Google and Facebook now paying full tax in Australia, says government treasurer
Treasurer Scott Morrison told the Australian parliament that the changes to the tax system will raise an extra 2bn Australian dollars
Tech giants Google and Facebook are now paying taxes in Australia based on revenues made in the country, instead of shifting income abroad to low-tax countries, the government has said.
Australian Treasurer Scott Morrison told the Australian parliament that the changes to the tax system will raise an extra 2bn Australian dollars ($1.5bn; £1.2bn) in this tax year from multinational firms, AP reports.
The law, dubbed the "Google Tax," targets global companies with annual incomes exceeding AU$1bn.
Mr Morrison said the government had given the Australian Taxation Office "the power, the resources and the penalties to get the job done".
"Facebook ... are now booking their Australian revenue in Australia, not in Ireland," he said, adding the multinational firms were abandoning contrived structures and restructuring their models to show sales booked in Australia.

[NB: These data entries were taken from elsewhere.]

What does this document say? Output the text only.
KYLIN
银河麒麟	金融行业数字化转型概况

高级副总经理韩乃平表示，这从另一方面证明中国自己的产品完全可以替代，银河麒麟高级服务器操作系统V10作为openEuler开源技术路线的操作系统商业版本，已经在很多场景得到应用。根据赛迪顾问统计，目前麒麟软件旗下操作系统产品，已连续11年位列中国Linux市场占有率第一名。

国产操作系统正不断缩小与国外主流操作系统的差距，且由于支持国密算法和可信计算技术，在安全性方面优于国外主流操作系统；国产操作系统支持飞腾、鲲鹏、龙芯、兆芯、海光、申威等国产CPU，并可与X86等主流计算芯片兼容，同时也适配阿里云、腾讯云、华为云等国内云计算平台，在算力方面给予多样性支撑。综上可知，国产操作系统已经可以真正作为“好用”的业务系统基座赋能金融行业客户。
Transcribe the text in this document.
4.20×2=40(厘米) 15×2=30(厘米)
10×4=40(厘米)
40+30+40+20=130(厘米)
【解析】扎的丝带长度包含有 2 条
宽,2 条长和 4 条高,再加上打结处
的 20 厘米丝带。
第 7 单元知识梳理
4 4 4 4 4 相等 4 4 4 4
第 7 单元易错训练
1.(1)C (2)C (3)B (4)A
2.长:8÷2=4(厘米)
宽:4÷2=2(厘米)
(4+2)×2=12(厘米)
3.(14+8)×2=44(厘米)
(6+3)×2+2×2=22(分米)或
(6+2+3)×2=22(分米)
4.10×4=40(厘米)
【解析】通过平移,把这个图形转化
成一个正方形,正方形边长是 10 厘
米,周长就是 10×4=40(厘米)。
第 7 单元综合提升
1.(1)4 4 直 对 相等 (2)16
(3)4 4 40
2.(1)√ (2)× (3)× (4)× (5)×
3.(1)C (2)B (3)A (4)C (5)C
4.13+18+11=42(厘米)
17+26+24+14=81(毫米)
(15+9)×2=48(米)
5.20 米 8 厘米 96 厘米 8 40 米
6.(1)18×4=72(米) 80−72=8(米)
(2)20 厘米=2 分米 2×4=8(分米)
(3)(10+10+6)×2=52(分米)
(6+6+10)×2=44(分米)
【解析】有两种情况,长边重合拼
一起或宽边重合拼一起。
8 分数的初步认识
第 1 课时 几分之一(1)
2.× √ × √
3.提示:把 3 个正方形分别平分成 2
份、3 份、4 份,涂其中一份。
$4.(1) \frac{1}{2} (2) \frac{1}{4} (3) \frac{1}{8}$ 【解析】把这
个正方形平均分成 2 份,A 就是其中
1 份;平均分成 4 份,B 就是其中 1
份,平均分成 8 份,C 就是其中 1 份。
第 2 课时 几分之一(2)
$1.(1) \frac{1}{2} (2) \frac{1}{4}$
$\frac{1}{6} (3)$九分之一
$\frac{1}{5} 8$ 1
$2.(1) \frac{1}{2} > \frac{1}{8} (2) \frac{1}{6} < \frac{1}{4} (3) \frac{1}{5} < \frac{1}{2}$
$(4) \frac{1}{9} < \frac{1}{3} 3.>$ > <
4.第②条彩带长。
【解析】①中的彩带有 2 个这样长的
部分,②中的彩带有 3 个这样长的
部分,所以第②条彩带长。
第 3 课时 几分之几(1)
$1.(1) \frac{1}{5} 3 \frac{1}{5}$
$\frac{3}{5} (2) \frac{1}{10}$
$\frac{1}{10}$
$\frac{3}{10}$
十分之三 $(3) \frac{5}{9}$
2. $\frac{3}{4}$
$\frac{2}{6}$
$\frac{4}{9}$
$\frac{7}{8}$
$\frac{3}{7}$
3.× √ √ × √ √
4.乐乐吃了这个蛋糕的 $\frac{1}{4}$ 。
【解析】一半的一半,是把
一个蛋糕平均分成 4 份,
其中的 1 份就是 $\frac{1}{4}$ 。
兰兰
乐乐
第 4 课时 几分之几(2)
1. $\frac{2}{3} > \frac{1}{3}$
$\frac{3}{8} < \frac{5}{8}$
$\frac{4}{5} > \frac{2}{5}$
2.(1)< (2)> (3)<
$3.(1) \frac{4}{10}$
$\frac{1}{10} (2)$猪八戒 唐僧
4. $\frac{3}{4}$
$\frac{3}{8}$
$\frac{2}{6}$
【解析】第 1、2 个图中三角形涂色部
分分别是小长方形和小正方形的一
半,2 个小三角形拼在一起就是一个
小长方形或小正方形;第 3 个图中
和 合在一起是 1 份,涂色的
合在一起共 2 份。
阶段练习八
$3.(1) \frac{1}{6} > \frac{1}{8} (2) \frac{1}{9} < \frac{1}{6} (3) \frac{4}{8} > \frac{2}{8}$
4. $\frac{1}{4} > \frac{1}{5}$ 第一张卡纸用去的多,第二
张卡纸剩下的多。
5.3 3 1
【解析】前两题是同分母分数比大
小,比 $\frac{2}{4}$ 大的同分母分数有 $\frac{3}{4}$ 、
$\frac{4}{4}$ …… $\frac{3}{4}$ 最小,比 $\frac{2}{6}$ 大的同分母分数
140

When the law was proposed in early 2015, the government said there were 30 global corporations that paid little or no tax on the profits from their Australian operations.
Global firms are continuing to route billions of euro in profit to and through Ireland to avoid tax, according to a recent report by Oxfam Ireland.
Multinationals, including Microsoft, Amazon, Facebook and Google, have their European headquarters in Ireland, which has a 12.5 per cent headline rate of corporate income tax – the second-lowest in the EU.
European authorities have recently become much more aggressive in their approach to the agreements struck between multinational companies and EU member states.
10 of the biggest tax havens in the world
Show all 10Last month, EU finance ministers agreed on new measures to close some tax loopholes that have enabled multinational companies operating in both EU and non-EU countries to avoid paying taxes, according to Reuters.
The new rules, due to go into effect in 2020 are meant to tackle so-called “hybrid mismatches” used by corporations to reduce their overall tax liability. Hybrid mismatches help companies shift profits from high-tax jurisdictions to low-tax jurisdictions by various accounting tricks, such as “transfer mispricing”, Reuters reported.